そして、子どものイメージが出る先をつぶしてしまう。
保育者の「こうするとおもしろくなるな!」という思いつきは、
あなたのものであって、子どものものではない。
だから、子どもがあなたの提案に対して、
拒否権を発動する関係を築けているかは、非常に重要な要素である。
また、難しいところかもしれないが、
トップのやりとりを楽しんでいるのに、よけいな提案をして、
やる気をつぶす、ということもよくある。
年少さんや年中さんのはじめは、
それでいいんである。
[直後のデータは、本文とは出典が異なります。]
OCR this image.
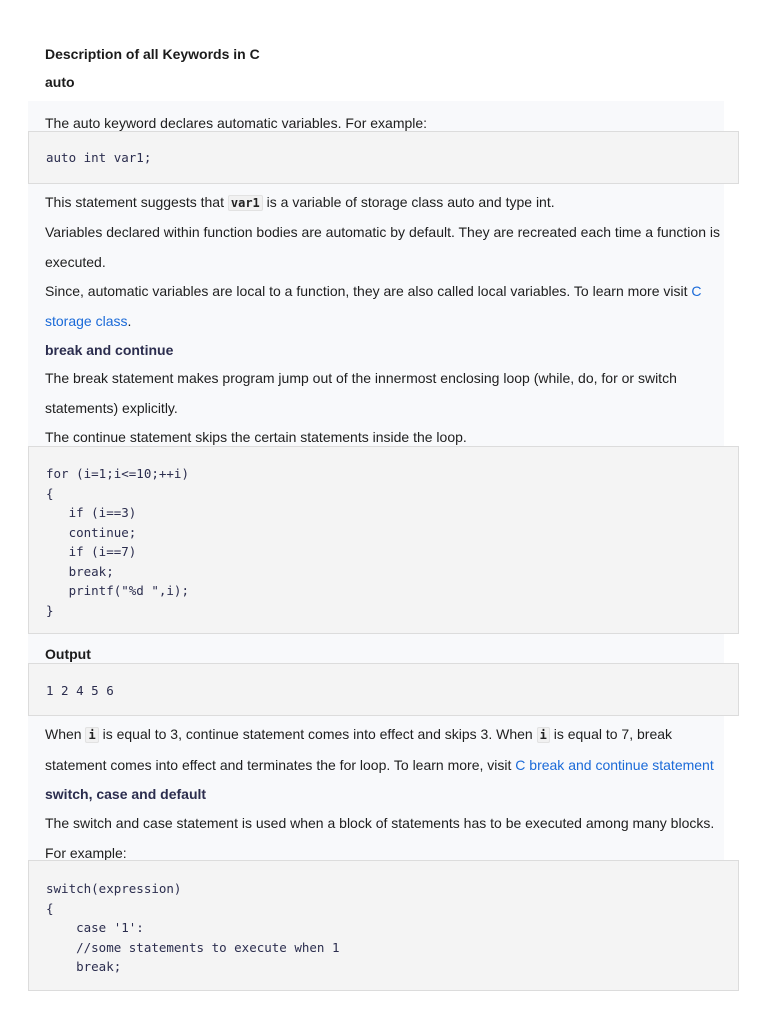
Description of all Keywords in C
auto

The auto keyword declares automatic variables. For example:

auto int var1;

This statement suggests that var1 is a variable of storage class auto and type int.

Variables declared within function bodies are automatic by default. They are recreated each time a function is executed.

Since, automatic variables are local to a function, they are also called local variables. To learn more visit C storage class.

break and continue

The break statement makes program jump out of the innermost enclosing loop (while, do, for or switch statements) explicitly.

The continue statement skips the certain statements inside the loop.

for (i=1;i<=10;++i)
{
if (i==3)
continue;
if (i==7)
break;
printf("%d ",i);
}
Output
1 2 4 5 6

When i is equal to 3, continue statement comes into effect and skips 3. When i is equal to 7, break statement comes into effect and terminates the for loop. To learn more, visit C break and continue statement

switch, case and default

The switch and case statement is used when a block of statements has to be executed among many blocks. For example:

switch(expression)
{
case '1':
//some statements to execute when 1
break;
それで。
とどのつまり、保育者が見るべきは、雰囲気である。
雰囲気を具体的に言えば、目と手が協応していること、
そして、子ども同士の発話や動きに、同調性があることである。
これが見える間は、特に援助は必要ない。
しかし、なんとなく、「浮いてる」感じになってきたとき、
次の手が必要である。
これについて、今いちわからない人は、
遊びを診断したことがない人である。
仮に保育者なら、精進したまえ。
そのときのために、保育者は、遊びの質と様態を見ておいて、
すなわち、ふり見立て、モノ見立て、場所見立てのどこから、
おもしろさを誘発できるか診断して、手を打つのである。
ここにおいて、子ども一人一人のキャラがどう絡み合っているかも
見ておかなければならない。
特に、それぞれの子どもの自己発揮の具合や、
遊びの主は誰なのか、そして、誰が混乱させているのか・・・。ふふ。
ともかく、自分の思いつきを思いついたままいうのではなく、
(それは、身体の大きなおせっかいやろうである。)
戦略として出すのが、プロなんである。
なんだか、思いついて楽しい~、どうどう?では、
一緒に遊んでいるお姉ちゃんと変わらんのである。
この戦略は、長い時間幅を持つ。
一日から、数週間へと戦略には時間幅がある。
子どもの発達から言えば、一年と言う視座もある。
うーむ、保育という海が深まってくるね。
というわけで、とりあえず、ここまで。